3. top, bottom, left, and right column borders AND horizontal line ruling on each line.

This has long been suspected based on literary references, but here we have it demonstrated in ancient papyri. Scribes apparently had lead discs and rulers that they used to rule the lines in preparation of the layout. Interestingly, these lines are intentionally laid out to produce columns slightly slanting to the right, an aesthetic phenomenon commonly known as Maas's law.

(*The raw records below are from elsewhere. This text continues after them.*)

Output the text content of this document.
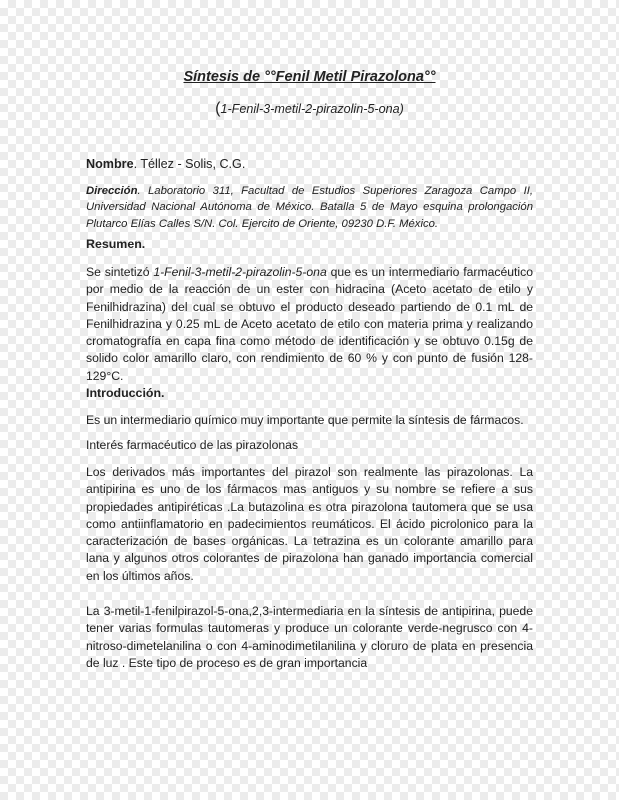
Síntesis de °°Fenil Metil Pirazolona°°
(1-Fenil-3-metil-2-pirazolin-5-ona)

Nombre. Téllez - Solis, C.G.

Dirección. Laboratorio 311, Facultad de Estudios Superiores Zaragoza Campo II, Universidad Nacional Autónoma de México. Batalla 5 de Mayo esquina prolongación Plutarco Elías Calles S/N. Col. Ejercito de Oriente, 09230 D.F. México.

Resumen.

Se sintetizó 1-Fenil-3-metil-2-pirazolin-5-ona que es un intermediario farmacéutico por medio de la reacción de un ester con hidracina (Aceto acetato de etilo y Fenilhidrazina) del cual se obtuvo el producto deseado partiendo de 0.1 mL de Fenilhidrazina y 0.25 mL de Aceto acetato de etilo con materia prima y realizando cromatografía en capa fina como método de identificación y se obtuvo 0.15g de solido color amarillo claro, con rendimiento de 60 % y con punto de fusión 128-129°C.

Introducción.

Es un intermediario químico muy importante que permite la síntesis de fármacos.

Interés farmacéutico de las pirazolonas

Los derivados más importantes del pirazol son realmente las pirazolonas. La antipirina es uno de los fármacos mas antiguos y su nombre se refiere a sus propiedades antipiréticas .La butazolina es otra pirazolona tautomera que se usa como antiinflamatorio en padecimientos reumáticos. El ácido picrolonico para la caracterización de bases orgánicas. La tetrazina es un colorante amarillo para lana y algunos otros colorantes de pirazolona han ganado importancia comercial en los últimos años.

La 3-metil-1-fenilpirazol-5-ona,2,3-intermediaria en la síntesis de antipirina, puede tener varias formulas tautomeras y produce un colorante verde-negrusco con 4-nitroso-dimetelanilina o con 4-aminodimetilanilina y cloruro de plata en presencia de luz . Este tipo de proceso es de gran importancia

We have a similar situation in some of the Dead Sea Scrolls, where the lines are ruled with a light gray substance sometimes thought by editors to be "diluted ink." See, e.g., 11Q17:

https://www.deadseascrolls.org.il/explore-the-archive/image/B-365349

For someone with the time, interest, and technology, it would be interesting to check this and other scrolls noted in Tov's 2004 Scribal Practices book (section 4a) to see whether they are actually also ruled in lead.

Wednesday, May 3, 2023

The Original Language of the New Testament

While most scholars agree that the New Testament was originally written in Greek (even if sometimes using Hebrew or Aramaic sources), some writers have suggested that parts or even all of the NT were originally written in Hebrew or Aramaic. This seems to be a topic that comes up regularly in popular discussions, so I teamed up with Logos to write an article summarizing the key evidence and explaining the mainstream position for lay audiences. See the new article: Was the New Testament Written in Hebrew, Aramaic, or Greek?

Tuesday, April 25, 2023

Ancient Inscriptions from Israel / Palestine

The Ancient Inscriptions from Israel / Palestine allows you to search for inscriptions from the land of Israel/Palestine from the Persian period to the Islamic conquest. The catalogue is quite extensive and useful, though for many they do not have images and text available.

Friday, April 21, 2023

The Textual History of the Bible from the Dead Sea Scrolls to the Biblical Manuscripts of the Vienna Papyrus Collection

A new book from Brill has many articles of text-critical interest: The Textual History of the Bible from the Dead Sea Scrolls to the Biblical Manuscripts of the Vienna Papyrus Collection.